02/27/2026
Rare Disease Day. Feb. 28. Wear purple or your shirts!
“Rare” is a word we use casually.
Rare steak. Rare find. Rare moment.
But when it’s a diagnosis, rare feels different.
FIRES — Febrile Infection-Related Epilepsy Syndrome — affects 1 in a million.
Nebraska has about 2.2 million people.
That means there may be only one… maybe two families in our entire state living this life.
1 in a million.
That’s about 3 seconds in a century.
Half a teaspoon of salt in an Olympic-sized swimming pool.
One single inch in a 16-mile stretch of road.
That kind of rare.
We’ve been living this “rare” life for two years. And we recently learned something that changed our understanding.
Our son didn’t develop seizures that caused a brain injury.

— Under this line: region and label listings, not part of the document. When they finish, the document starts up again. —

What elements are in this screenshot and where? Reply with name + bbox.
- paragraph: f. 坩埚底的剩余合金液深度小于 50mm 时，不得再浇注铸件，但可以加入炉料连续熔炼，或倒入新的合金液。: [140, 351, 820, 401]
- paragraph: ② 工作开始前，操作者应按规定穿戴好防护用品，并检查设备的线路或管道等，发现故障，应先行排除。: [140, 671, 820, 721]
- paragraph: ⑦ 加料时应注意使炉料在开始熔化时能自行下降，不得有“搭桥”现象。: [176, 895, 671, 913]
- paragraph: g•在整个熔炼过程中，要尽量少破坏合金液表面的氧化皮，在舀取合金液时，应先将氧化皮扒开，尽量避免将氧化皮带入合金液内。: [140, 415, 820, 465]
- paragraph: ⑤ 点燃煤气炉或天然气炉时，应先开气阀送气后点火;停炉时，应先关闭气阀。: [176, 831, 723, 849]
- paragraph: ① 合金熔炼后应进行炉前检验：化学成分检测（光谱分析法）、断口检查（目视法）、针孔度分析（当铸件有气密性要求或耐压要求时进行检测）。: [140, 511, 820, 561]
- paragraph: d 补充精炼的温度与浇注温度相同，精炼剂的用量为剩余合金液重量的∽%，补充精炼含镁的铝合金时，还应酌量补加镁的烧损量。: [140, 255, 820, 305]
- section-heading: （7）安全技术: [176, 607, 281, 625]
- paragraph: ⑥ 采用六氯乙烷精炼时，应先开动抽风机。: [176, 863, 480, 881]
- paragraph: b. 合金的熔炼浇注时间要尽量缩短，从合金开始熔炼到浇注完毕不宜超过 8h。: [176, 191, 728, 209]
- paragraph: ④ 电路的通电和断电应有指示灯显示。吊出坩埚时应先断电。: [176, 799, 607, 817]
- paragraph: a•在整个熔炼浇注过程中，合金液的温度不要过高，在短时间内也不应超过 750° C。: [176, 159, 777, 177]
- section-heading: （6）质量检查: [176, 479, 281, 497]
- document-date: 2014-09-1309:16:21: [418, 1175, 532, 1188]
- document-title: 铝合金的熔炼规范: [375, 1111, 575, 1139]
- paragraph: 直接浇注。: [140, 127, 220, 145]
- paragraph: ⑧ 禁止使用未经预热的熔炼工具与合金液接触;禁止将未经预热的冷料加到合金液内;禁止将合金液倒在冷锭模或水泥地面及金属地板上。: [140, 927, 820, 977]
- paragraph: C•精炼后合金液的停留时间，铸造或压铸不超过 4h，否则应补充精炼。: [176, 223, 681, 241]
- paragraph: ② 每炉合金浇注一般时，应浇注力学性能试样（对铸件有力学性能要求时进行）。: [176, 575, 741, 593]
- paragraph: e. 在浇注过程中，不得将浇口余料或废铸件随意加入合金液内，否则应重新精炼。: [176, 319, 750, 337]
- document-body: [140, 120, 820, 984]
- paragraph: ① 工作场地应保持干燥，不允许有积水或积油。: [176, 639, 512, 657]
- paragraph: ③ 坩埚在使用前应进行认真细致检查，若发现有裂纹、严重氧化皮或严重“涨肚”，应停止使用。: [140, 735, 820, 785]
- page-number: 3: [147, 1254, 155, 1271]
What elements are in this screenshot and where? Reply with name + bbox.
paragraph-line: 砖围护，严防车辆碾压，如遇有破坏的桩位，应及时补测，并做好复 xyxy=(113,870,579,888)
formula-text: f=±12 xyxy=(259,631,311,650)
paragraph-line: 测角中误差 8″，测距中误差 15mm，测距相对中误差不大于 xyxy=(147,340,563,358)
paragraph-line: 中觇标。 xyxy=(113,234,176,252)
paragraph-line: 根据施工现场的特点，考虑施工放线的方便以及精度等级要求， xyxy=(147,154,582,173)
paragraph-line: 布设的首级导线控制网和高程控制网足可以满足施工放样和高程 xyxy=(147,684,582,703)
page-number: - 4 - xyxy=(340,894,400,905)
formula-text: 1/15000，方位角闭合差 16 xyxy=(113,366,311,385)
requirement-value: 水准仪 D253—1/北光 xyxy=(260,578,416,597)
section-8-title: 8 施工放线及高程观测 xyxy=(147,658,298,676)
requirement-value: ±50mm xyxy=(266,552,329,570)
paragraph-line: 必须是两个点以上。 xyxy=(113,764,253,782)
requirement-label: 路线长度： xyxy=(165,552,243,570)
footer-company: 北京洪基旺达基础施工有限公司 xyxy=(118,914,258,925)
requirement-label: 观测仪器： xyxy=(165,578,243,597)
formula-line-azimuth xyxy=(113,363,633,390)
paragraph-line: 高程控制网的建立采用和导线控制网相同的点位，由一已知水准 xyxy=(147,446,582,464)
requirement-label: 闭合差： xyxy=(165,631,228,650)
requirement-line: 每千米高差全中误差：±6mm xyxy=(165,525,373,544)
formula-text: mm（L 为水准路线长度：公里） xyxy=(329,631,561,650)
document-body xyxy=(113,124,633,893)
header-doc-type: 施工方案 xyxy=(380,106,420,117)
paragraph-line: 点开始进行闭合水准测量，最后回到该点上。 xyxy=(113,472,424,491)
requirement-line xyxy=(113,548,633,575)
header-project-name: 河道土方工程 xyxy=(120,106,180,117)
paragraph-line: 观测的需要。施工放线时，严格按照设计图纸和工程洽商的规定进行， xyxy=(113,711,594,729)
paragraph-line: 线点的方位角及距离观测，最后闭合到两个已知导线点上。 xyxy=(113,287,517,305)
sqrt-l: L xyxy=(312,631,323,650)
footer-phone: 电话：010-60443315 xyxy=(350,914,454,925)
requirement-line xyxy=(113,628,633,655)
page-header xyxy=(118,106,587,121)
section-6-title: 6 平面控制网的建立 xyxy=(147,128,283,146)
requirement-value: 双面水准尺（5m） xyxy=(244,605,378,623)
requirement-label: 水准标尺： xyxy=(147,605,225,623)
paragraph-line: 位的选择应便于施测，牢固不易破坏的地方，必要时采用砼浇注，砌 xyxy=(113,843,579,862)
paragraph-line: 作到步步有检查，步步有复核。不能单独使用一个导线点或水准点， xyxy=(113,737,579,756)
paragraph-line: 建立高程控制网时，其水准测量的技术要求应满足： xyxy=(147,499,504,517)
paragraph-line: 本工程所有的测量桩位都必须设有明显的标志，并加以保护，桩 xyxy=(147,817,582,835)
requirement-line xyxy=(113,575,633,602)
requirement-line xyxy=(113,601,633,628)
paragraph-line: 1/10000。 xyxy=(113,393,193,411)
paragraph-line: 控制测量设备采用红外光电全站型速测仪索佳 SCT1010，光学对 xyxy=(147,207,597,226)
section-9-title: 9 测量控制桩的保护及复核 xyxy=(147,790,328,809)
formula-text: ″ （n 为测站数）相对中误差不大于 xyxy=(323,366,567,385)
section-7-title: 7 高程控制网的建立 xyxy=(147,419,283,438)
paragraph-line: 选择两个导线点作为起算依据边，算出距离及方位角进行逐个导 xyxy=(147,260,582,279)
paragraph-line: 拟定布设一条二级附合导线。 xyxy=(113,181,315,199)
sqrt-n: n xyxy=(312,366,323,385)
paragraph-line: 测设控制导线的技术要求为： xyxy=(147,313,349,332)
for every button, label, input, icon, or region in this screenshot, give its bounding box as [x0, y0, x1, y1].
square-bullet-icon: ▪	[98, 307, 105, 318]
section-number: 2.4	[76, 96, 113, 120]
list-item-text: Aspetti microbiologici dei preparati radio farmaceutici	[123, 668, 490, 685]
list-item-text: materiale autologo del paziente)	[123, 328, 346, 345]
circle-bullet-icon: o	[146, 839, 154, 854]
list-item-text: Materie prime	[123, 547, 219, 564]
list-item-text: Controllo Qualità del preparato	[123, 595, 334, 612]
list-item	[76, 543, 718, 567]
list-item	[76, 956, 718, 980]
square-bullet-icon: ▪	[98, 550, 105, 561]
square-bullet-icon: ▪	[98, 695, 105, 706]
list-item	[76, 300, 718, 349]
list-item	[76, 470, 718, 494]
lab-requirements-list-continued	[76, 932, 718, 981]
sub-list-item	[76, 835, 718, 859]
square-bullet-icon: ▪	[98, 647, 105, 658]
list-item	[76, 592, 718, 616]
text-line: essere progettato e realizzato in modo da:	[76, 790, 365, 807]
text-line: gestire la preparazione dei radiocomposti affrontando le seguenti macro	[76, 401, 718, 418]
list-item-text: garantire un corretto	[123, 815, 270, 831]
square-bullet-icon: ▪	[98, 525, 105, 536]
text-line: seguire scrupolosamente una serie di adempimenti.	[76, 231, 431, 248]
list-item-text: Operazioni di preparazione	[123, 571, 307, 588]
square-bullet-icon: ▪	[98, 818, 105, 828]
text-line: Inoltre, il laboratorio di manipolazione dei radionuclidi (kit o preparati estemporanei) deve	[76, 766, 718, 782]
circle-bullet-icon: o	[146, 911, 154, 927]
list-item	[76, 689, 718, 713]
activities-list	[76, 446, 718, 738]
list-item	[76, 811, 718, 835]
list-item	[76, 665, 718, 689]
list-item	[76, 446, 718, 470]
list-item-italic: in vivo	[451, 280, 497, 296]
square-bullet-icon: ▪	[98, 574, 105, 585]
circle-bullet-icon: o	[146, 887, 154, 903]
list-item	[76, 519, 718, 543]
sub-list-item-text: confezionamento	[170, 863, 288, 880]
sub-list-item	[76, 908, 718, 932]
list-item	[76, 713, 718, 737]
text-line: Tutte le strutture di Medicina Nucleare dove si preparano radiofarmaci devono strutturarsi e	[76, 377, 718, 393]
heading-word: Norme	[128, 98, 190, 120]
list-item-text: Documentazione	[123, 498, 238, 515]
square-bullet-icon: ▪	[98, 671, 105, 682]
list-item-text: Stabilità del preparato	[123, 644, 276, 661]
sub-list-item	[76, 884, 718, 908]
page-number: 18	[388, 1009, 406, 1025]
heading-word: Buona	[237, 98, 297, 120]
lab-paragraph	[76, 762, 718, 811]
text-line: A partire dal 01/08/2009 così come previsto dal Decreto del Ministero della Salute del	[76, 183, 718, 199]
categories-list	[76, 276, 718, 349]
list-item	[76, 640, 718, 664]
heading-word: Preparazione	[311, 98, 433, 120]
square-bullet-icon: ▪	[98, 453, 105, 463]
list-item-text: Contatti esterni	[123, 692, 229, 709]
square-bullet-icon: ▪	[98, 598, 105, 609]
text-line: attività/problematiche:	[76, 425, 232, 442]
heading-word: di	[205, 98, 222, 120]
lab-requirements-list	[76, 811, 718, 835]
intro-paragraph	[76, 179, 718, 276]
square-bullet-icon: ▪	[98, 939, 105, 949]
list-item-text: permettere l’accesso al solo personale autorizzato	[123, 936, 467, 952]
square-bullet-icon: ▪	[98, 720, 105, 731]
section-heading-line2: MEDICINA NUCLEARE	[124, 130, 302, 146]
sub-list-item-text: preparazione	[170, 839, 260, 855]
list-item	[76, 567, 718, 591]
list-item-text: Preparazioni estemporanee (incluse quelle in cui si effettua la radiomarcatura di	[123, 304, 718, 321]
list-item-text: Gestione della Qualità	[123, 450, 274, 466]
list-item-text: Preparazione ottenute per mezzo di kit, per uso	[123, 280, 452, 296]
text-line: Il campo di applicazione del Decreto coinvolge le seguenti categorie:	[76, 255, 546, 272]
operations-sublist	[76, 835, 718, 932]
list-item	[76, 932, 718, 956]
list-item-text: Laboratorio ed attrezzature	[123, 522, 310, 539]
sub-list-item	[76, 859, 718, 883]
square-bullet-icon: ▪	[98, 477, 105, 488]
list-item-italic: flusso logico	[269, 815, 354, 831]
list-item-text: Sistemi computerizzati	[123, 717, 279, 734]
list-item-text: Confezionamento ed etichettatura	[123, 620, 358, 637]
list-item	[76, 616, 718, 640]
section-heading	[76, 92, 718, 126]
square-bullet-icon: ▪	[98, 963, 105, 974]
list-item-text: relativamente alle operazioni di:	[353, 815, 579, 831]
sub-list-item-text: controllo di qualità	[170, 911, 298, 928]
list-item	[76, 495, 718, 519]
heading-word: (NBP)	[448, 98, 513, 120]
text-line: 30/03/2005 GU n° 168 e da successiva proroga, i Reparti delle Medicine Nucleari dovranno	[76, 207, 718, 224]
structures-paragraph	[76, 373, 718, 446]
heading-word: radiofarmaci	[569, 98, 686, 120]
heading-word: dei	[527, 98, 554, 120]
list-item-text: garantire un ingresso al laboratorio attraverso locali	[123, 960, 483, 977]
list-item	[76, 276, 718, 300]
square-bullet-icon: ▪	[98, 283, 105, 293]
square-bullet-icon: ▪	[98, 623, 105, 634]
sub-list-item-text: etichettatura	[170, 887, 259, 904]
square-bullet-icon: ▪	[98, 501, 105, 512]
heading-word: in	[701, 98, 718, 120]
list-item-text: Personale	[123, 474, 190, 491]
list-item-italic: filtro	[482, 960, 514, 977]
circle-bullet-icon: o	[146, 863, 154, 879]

An infection traveled to his brain, caused a brain injury, and the result of that injury is FIRES.
For two years I unintentionally explained it wrong, because I didn’t know how to ask the question the right way.
That’s another part of rare, there isn’t much information. It’s trial and error. It’s learning in real time.
One doctor calls his brain injury “acquired.” Another says “traumatic.”
When I asked which it was, the response stunned me,
“Acquired means it happened from the inside out. Traumatic is the opposite. The end result is often the same, but traumatic brain injuries are taken more seriously in the outside world. So call it whatever you want. It doesn’t change what it is, just how people perceive it.”
Rare also means choosing a 4% chance brain surgery because what if he’s the 4% it cures?
Rare is watching your teenager go through prescribed opioid withdrawal because reducing brain swelling meant fewer seizures, and it worked, but the withdrawal was heartbreaking.
Rare is waking up every morning and being grateful he made it through the night, knowing SUDEP carries up to a 40% mortality risk in severe cases like his.
Rare is not just statistics.
It’s not just my child.
It’s every family living with a diagnosis most people have never heard of.
The sad smiles are one thing.
The annoyed glares are harder.
And truthfully, if you’ve never loved a critically ill child, you can’t fully understand. And that’s okay. Be thankful for that. Im thankful everyday that i know more people with healthy kids then not.
We don’t need pity.
We welcome prayers.
And we share because 1 in a million still matters.
Rare brought together the absolute best support system for zie and our family and for that alone, laying our heads down at night is easier.